The world’s most popular cryptocurrency is having a furious, if not a never-before-seen rally in 2021. Zealous crypto investors believe the mammoth bull run is only the beginning. MicroStrategy’s CEO Michael Saylor said bitcoin’s price could soar even more. His price target is US$100 by year-end.
Saylor adds that the digital currency will flip gold and subsume the negative-yielding sovereign debt and other monetary indexes. Its market value could balloon to $100 trillion. However, investors should be careful. The trend could reverse, and the price could drop to US$10 given the super volatility nature of bitcoin.
What’s moving the needle
The entry of more institutional investors is driving bitcoin’s phenomenal surge. In 2020, PayPal and Square, along with well-known investors Stanley Druckenmiller and Paul Tudor Jones, acquired or made moves into the cryptocurrency space.
This year, Elon Musk’s Tesla purchased US$1.5 billion worth of bitcoin. The electric car company said it gives them the flexibility to diversify further and maximize returns on cash. Tesla will start accepting bitcoin as payments for its products, subject to applicable laws and on a limited basis.
Institutional investors and publicly-listed companies lead the charge in 2021, not retail investors anymore as witnessed in 2017. Likewise, support from big corporate names will determine how far the bitcoin boom will go. Bitcoin’s price finished at an all-time high of US$57,539.95 on February 21, 2021.
Faster selloff
The Purpose Bitcoin ETF made a successful debut on the TSX on February 18, 2020. Since the launch, inflows to the fund are coming from retail and institutional investors worldwide and pushing the assets under management higher. The ETF’s fund manager said people now have an indirect way to gain exposure to bitcoin.

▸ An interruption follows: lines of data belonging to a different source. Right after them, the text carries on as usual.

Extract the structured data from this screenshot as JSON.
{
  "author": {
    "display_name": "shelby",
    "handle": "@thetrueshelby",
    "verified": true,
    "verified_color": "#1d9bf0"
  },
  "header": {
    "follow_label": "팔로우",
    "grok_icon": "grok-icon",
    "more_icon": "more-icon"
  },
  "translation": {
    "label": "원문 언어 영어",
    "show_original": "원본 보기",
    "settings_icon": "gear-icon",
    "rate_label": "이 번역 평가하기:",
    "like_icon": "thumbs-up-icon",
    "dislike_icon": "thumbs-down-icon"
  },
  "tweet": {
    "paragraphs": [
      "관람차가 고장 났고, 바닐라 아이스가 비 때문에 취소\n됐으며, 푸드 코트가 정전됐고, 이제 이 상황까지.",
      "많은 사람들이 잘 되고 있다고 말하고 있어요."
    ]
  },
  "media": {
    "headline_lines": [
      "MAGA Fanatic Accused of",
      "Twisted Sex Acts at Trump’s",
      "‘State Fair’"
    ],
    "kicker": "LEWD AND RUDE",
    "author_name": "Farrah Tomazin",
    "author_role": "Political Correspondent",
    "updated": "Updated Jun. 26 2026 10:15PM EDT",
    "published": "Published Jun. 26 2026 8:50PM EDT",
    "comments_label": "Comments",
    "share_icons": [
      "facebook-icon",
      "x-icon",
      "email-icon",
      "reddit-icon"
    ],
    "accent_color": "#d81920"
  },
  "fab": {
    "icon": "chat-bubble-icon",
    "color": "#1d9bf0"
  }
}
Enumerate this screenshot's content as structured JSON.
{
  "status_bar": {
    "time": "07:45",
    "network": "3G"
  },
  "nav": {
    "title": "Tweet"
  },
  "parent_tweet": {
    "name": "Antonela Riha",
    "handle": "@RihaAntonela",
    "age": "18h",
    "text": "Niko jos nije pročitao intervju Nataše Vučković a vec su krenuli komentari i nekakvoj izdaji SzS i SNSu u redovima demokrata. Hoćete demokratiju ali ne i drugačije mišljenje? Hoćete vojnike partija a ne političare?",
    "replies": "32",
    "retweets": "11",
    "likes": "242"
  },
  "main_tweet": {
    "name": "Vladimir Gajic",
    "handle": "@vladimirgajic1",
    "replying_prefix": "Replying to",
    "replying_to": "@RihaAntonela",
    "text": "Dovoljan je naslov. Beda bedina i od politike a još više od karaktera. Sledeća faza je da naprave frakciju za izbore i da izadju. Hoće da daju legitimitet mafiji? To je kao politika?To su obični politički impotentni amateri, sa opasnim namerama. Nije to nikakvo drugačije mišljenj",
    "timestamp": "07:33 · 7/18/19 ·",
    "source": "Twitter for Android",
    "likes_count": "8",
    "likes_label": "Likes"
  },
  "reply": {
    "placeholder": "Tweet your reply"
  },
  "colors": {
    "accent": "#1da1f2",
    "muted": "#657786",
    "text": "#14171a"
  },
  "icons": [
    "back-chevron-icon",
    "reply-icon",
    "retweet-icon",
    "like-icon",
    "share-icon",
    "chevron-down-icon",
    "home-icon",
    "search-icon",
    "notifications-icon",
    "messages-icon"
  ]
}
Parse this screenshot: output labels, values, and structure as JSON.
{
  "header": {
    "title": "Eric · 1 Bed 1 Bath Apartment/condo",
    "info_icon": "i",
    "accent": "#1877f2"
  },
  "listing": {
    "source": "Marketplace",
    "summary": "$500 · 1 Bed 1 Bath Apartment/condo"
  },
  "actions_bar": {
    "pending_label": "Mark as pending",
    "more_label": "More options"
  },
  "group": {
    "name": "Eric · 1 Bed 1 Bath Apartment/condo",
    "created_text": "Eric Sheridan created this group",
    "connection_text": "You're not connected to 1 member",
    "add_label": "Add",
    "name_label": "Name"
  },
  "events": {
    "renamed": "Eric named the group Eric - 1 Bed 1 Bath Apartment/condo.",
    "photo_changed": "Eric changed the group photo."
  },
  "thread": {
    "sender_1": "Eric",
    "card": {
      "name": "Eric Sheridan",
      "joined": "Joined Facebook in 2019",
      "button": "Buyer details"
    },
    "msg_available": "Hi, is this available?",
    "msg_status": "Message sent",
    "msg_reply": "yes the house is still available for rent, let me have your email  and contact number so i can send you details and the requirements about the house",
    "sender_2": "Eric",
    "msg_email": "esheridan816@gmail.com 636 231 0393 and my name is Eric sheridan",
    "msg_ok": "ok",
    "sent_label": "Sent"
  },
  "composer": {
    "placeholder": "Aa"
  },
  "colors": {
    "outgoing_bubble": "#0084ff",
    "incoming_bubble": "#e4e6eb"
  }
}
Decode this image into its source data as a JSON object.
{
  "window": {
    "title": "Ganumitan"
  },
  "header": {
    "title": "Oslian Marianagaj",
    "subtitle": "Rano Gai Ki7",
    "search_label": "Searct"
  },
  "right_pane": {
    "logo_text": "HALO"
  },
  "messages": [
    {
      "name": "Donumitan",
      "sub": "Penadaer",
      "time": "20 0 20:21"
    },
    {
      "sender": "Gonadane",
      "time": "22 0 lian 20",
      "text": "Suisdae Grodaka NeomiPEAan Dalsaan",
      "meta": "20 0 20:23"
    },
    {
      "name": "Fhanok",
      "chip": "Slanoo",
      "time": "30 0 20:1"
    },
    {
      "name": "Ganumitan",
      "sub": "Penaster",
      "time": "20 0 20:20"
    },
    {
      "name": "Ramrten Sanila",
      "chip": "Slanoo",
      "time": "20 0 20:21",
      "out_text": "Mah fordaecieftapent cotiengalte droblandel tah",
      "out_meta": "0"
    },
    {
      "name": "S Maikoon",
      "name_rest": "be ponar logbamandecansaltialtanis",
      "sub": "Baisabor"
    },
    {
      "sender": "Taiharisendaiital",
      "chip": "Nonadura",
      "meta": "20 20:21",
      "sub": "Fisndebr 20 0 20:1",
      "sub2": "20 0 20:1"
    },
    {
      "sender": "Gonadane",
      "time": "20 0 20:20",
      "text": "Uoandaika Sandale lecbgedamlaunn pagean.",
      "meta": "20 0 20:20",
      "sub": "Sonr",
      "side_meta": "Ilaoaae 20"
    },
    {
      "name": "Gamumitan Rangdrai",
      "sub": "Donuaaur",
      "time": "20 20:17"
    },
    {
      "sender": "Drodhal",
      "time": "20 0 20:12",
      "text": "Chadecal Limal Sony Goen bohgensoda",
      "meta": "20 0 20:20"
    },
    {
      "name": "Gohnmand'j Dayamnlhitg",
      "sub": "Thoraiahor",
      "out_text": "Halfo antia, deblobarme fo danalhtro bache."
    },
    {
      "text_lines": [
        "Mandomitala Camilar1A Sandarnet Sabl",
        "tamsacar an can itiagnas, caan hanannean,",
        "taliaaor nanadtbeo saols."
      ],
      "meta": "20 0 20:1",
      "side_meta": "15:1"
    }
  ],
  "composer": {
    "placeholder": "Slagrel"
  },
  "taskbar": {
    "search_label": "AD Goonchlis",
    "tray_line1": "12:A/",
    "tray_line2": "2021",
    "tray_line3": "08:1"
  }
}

However, after Tesla purchased bitcoin, Elon Musk tweeted the price “appears to be high.” The tweet cost him US$15 billion of his net worth because bitcoin dropped nearly 10%. As of this writing, bitcoin is on a four-day losing streak. The price is down 18.8% from its record high. Even Grayscale Bitcoin Trust, the world’s largest bitcoin fund, plunged 20% on February 24, 202,1 to close 0.7% below its underlying holdings.
TSX’s superstar
Some market analysts say the bitcoin surge could impact the tech sector and sink stock prices. Shopify (TSX:SHOP)(NYSE:SHOP), the TSX’s top-performer in 2020, has dropped 10.4% since the launch of North America’s first bitcoin ETF. The share price is down to C$1,572.49 as of February 26, 2020. Still, the price is 153.5% higher than it was a year ago.
In 2020, Shopify rewarded investors with a 178.4% total return, notwithstanding the health crisis. The market capitalization of the C$192.87 billion e-commerce is higher than the Royal Bank of Canada, making it the largest publicly-listed company in Canada.
Shopify’s slide opens a buying opportunity for growth investors. The software company has visible growth potentials after posting stellar results in 2020. Merchant solutions revenue grew 116% versus 2019. Likewise, subscription revenue climbed 41%, while gross merchandise volume, or the value of all goods sold on the Shopify platform, soared by a whopping 96%.
Unregulated asset
Bitcoin’s price is bouncing like crazy, but the crypto is slowly creeping into the modern financial landscape. However, many investors remain wary because the highly appreciating asset is unregulated. A top-performing stock like Shopify is still a better alternative if you’re looking for massive growth potentials.